The question, then, is why do the progressives stay formally in communion with Rome? Once you decide that the magisterial acts of this or that pope are subject to review and contradiction—indeed, once you decide that they are merely political acts of the head of a political organization—you can read yourself into all sorts of interesting ideas. The entire world opens up before you, almost as if you are standing on the pinnacle of the Temple or on a high mountain, to take two places entirely at random. The foregoing exercise is entirely reasonable from their standpoint. You can read yourself into ultramontane Anglo-Catholicism that includes the ordination of women, if you want. So why stay in the Church of Rome?

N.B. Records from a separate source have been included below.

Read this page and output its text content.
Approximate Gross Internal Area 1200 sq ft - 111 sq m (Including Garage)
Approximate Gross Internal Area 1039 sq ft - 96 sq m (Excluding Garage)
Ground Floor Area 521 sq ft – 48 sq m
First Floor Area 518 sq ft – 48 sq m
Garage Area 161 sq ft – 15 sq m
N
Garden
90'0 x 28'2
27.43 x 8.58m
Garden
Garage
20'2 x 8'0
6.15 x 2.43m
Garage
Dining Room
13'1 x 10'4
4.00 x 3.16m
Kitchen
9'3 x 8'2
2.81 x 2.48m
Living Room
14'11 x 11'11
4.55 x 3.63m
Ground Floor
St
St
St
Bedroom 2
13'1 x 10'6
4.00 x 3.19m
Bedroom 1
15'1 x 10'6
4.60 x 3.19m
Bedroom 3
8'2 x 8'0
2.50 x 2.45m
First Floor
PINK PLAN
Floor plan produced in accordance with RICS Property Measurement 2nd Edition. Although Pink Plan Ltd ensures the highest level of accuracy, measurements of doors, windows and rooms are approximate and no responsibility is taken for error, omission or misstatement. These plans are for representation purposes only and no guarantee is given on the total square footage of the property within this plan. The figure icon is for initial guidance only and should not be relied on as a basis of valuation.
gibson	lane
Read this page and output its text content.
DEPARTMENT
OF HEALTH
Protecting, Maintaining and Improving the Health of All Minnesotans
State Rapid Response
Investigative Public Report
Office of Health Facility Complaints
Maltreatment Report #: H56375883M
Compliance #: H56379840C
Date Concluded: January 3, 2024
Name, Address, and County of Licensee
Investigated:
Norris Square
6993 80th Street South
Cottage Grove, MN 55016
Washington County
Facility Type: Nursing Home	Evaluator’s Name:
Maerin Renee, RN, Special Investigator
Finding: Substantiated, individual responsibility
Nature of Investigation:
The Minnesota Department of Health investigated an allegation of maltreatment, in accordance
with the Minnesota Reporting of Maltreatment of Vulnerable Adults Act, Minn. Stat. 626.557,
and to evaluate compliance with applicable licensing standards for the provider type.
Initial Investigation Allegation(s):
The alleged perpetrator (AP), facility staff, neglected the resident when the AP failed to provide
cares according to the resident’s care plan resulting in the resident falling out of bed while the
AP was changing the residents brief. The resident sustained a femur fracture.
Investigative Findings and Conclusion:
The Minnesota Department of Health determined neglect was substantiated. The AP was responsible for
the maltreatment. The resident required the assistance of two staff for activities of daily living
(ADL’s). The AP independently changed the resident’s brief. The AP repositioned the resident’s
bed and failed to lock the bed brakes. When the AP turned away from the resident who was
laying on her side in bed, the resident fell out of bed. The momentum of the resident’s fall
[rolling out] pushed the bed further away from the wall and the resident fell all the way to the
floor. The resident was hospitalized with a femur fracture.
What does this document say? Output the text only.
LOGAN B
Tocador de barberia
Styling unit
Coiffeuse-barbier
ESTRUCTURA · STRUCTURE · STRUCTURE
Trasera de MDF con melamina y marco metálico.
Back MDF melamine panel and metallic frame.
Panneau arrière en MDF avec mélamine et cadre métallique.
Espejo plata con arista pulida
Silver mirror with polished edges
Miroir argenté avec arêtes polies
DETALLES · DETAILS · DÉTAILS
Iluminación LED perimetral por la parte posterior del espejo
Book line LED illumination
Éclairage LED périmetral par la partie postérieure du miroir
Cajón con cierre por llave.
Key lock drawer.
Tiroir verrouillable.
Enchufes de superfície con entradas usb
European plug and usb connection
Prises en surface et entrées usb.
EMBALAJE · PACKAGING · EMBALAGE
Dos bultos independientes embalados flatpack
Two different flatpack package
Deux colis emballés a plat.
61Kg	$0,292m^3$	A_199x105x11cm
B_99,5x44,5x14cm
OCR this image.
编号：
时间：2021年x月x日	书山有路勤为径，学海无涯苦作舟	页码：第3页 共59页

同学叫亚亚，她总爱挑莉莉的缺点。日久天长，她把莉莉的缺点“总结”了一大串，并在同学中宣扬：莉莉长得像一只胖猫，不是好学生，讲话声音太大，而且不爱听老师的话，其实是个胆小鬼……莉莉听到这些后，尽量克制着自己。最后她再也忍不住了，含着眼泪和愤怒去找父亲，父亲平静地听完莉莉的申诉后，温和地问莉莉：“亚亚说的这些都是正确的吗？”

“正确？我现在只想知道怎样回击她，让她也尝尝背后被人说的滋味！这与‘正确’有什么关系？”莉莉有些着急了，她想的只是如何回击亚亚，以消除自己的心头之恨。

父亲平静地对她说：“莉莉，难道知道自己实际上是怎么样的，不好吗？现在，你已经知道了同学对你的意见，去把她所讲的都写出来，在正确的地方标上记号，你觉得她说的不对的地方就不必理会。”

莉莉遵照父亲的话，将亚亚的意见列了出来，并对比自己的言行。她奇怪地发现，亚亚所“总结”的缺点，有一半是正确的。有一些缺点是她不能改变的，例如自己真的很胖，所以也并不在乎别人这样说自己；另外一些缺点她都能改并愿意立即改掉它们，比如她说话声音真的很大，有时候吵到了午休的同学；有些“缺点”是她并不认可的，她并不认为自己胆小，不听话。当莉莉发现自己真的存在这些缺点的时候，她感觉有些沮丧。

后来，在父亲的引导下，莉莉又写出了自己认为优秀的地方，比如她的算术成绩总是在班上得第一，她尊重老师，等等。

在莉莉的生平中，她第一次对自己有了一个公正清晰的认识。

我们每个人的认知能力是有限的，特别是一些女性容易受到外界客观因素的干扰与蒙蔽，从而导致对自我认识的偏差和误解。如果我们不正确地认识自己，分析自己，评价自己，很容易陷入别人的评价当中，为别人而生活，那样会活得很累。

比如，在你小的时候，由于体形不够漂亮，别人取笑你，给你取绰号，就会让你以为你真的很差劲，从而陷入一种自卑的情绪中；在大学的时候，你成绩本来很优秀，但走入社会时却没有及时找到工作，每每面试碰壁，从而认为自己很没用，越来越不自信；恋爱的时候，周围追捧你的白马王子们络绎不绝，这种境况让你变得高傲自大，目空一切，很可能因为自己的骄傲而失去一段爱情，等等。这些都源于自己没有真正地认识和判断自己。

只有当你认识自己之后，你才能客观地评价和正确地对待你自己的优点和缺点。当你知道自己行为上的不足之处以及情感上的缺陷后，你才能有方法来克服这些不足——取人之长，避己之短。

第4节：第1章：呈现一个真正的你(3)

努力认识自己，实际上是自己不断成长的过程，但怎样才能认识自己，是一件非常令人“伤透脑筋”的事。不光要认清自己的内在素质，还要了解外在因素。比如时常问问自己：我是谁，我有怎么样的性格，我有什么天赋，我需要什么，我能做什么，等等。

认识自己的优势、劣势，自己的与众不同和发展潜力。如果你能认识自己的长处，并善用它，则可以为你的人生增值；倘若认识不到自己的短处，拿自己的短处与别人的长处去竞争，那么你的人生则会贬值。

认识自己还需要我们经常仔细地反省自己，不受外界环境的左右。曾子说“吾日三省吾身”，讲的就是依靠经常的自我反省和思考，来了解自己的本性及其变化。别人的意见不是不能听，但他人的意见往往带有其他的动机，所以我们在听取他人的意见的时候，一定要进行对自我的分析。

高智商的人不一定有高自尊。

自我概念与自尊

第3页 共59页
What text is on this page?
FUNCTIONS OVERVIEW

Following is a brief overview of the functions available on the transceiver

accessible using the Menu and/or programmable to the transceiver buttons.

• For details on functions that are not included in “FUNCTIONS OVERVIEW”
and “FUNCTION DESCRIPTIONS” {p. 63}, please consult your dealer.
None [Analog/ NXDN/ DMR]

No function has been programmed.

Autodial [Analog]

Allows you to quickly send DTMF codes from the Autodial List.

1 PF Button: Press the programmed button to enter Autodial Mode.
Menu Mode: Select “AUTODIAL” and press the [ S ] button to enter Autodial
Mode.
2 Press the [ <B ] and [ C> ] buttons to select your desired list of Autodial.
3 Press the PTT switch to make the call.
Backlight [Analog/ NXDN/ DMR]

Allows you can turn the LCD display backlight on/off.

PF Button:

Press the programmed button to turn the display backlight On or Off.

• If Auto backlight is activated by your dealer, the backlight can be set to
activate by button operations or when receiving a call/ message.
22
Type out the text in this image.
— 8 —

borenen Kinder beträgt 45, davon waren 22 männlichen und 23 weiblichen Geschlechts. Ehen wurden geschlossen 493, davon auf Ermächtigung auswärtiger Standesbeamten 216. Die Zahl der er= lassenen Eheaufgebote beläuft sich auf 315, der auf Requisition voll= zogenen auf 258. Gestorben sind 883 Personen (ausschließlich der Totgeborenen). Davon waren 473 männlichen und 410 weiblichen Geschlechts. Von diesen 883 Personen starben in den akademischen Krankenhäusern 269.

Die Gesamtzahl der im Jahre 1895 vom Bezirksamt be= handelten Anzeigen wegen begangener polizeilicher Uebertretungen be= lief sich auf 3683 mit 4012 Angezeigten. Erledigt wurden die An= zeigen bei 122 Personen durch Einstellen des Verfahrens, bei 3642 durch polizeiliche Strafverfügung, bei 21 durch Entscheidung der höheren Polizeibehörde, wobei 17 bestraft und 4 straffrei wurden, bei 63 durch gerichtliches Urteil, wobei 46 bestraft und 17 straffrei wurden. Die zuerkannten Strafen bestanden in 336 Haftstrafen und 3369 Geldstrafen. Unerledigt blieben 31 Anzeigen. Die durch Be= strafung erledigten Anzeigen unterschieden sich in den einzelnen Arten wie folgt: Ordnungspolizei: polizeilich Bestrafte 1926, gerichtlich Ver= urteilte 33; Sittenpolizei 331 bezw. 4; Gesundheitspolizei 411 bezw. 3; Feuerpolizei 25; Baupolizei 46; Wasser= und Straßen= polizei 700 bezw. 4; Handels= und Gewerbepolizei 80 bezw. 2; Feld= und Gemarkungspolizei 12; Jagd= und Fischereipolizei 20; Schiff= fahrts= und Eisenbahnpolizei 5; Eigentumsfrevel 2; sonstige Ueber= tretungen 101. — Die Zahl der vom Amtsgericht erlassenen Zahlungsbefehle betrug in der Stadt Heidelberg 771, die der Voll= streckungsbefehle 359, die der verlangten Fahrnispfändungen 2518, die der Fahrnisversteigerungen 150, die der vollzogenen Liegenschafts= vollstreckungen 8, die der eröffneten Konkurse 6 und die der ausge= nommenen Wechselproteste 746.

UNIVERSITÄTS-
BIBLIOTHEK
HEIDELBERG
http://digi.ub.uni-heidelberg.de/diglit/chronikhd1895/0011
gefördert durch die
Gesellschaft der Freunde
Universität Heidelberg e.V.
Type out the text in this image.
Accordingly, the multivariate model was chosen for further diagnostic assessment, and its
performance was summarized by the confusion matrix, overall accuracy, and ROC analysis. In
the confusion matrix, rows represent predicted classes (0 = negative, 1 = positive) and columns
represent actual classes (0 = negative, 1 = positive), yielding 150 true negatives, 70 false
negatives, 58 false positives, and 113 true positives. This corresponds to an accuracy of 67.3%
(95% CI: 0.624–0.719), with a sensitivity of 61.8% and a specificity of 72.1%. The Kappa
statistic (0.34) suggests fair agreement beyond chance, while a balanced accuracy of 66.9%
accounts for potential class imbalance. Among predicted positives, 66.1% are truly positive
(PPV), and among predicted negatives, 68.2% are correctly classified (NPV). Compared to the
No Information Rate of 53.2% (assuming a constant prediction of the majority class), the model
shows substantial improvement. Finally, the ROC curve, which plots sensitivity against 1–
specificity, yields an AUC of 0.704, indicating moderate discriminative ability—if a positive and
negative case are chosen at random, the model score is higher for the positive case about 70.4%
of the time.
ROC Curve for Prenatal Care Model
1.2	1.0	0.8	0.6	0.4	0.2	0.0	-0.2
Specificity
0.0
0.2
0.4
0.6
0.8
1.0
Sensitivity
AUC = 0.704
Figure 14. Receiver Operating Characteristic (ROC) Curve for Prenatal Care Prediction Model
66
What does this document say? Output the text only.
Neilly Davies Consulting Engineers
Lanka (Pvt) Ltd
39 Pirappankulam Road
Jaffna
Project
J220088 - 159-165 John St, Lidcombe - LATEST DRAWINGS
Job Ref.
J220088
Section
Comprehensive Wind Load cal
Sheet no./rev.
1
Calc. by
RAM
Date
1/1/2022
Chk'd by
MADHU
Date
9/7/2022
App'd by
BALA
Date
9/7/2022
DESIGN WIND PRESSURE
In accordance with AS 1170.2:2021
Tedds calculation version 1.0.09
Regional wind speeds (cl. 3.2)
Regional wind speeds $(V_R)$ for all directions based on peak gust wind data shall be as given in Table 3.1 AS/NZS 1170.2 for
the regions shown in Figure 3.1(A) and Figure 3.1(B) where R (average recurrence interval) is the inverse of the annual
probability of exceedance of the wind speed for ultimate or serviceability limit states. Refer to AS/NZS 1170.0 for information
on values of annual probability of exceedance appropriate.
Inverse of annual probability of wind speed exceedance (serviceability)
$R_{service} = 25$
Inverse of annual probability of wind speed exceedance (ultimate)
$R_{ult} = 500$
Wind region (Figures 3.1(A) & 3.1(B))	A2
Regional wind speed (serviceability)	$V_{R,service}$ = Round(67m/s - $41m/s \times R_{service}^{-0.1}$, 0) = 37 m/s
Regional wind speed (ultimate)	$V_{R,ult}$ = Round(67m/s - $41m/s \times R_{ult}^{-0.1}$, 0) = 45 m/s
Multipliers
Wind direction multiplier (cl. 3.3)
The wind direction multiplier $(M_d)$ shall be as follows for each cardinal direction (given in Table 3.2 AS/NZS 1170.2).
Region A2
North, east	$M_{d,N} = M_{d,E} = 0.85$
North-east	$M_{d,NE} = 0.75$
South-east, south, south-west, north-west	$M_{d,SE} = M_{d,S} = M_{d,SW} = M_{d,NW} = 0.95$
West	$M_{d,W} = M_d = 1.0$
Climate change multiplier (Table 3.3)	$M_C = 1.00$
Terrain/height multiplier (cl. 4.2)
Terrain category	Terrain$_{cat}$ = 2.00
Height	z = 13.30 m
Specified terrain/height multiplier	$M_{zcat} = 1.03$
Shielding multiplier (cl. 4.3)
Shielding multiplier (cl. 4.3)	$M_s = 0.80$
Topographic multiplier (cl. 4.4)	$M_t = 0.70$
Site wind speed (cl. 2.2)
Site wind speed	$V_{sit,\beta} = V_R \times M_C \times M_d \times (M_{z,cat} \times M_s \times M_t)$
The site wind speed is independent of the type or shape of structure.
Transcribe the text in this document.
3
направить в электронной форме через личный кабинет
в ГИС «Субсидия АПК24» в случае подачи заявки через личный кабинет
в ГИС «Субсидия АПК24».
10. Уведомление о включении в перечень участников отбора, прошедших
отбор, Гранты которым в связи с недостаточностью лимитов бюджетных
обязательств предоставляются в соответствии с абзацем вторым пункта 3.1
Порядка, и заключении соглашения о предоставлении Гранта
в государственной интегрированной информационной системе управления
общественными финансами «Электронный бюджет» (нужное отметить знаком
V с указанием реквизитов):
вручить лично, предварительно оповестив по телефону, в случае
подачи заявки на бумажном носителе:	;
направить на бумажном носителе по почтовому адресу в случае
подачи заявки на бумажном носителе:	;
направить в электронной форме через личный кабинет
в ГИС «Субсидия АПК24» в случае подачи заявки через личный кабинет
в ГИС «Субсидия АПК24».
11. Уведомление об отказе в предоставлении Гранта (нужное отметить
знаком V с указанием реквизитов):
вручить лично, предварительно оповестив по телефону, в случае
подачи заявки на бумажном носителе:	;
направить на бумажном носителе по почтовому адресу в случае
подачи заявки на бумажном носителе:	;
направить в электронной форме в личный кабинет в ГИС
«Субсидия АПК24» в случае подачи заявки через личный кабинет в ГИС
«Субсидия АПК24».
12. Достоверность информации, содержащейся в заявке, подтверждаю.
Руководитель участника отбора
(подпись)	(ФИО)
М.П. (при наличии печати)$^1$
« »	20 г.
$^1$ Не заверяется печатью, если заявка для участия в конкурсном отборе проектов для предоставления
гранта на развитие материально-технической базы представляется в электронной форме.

Is it simply because they are a disaffected wing of a political party, waiting for more propitious circumstances at the next party conference? Certainly that is how many progressives have acted since well before the Council, and why so many of them clamor for a new council that will, at long last, make the Church as vibrant as the Presbyterians or the liberal Lutherans. But could it be something deeper, a sense that, despite dreary progressive theology and drearier progressive politics, there is something True at the heart of the Church, which cannot be cast aside so lightly as all that?